While I was tending to my garden the other day, I spotted a beetle on its back, a horned passalus (also known as a patent leather beetle). I set down my pruning shears, reached for one of the many leaves that the post oaks had strewn throughout the garden, and scooped up my new friend. I gingerly turned it back on its feet, watched it take a few steps toward the lantanas, then returned to pruning.
After a while, I went to check on my beetle friend only to find that it was once again stuck on its back. I turned the little bug back over, but this time it only took a couple steps before flipping upside down again. I did not understand why, but at that moment I just sat down in the dirt and cried.
After allowing myself to be present in that space, I realized that this immense tenderness within my soul was the recognition of what it feels like for the world to flip you upside down so fiercely that all you can do is stare into the sky and reach for nothing and everything. A river of sudden grief flowed into the stream of fear, ever present in the back of my mind, that I will inevitably find myself in this place again, upside down in the corner of sorrow. Yet this water, so alive with memories, poured into a deep well of healing dug by the people who have never hesitated to help me back on my feet… over… and over… and over again.
From observing this beetle’s behavior, I knew that it would die soon. After all, “doesn’t everything die at last, and too soon?” The wisdom of the late Mary Oliver found me in a state of gratitude for this little beetle’s “one wild and precious life.” Patent leather beetles are avid recyclers, contributing to the decomposition of wood. Undertakers of the earth, clad in leather jackets. I wondered if the leaf that I used to carry this beetle grew from a tree whose fallen branches had once nourished its wild and precious life. We are such complex, interdependent beings of divine creation.

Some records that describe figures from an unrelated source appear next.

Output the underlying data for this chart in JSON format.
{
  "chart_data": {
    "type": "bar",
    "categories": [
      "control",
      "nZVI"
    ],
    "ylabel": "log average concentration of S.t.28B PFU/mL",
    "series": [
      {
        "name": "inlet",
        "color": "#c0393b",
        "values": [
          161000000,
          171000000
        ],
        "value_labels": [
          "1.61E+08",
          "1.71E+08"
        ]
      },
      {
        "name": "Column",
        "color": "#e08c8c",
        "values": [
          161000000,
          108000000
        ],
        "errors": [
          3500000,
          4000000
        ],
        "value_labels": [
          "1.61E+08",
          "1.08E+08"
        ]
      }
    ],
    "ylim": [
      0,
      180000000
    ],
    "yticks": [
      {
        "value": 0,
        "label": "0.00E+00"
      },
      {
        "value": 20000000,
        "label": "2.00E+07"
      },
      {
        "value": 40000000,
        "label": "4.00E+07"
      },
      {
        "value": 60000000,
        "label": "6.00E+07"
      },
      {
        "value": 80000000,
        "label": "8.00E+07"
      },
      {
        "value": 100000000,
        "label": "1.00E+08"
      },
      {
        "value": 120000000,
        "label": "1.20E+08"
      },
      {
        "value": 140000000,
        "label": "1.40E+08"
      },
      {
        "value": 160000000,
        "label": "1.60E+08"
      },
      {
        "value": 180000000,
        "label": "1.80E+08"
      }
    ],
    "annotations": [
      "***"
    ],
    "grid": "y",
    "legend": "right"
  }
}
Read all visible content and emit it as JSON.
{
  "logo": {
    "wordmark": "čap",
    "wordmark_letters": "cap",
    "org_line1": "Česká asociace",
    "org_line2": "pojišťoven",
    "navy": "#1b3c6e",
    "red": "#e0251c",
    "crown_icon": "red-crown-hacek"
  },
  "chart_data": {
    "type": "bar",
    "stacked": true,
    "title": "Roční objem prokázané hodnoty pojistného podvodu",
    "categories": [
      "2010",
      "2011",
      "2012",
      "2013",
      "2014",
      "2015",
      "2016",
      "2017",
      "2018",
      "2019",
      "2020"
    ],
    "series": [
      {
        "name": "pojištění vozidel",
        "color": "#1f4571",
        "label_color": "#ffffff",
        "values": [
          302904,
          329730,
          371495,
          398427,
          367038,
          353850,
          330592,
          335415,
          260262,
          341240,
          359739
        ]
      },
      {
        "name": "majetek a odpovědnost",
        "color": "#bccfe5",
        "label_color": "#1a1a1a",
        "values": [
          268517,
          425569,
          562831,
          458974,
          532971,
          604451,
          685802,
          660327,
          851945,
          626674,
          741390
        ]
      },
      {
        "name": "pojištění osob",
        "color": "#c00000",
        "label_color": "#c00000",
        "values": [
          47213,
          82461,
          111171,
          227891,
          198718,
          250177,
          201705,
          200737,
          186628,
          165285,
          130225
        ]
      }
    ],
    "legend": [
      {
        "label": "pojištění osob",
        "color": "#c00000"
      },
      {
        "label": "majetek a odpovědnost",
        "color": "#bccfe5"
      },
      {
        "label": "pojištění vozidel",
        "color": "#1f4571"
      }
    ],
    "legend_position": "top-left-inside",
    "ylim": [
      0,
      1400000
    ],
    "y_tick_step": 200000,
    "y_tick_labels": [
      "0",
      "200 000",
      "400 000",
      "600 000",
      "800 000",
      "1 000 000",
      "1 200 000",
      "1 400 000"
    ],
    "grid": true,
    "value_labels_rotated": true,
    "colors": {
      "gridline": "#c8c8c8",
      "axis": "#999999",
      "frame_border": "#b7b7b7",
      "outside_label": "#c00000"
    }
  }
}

In some ways, this is a eulogy for the beetle I met in the garden that day. This one wild and precious life who helped me remember that the deep well of healing from which I nourish my soul will always be fed by a river of grief. However, one need only follow the river to find that its very source is our capacity to love. Wendy Farley writes in her book Beguiled by Beauty, that “when we encounter the suffering… of sacred, beautiful beings, our heart naturally opens in sadness, dismay, lament, compassion, protection, resistance, and healing… having seen and recognized this, we can no longer be unmoved or indifferent.”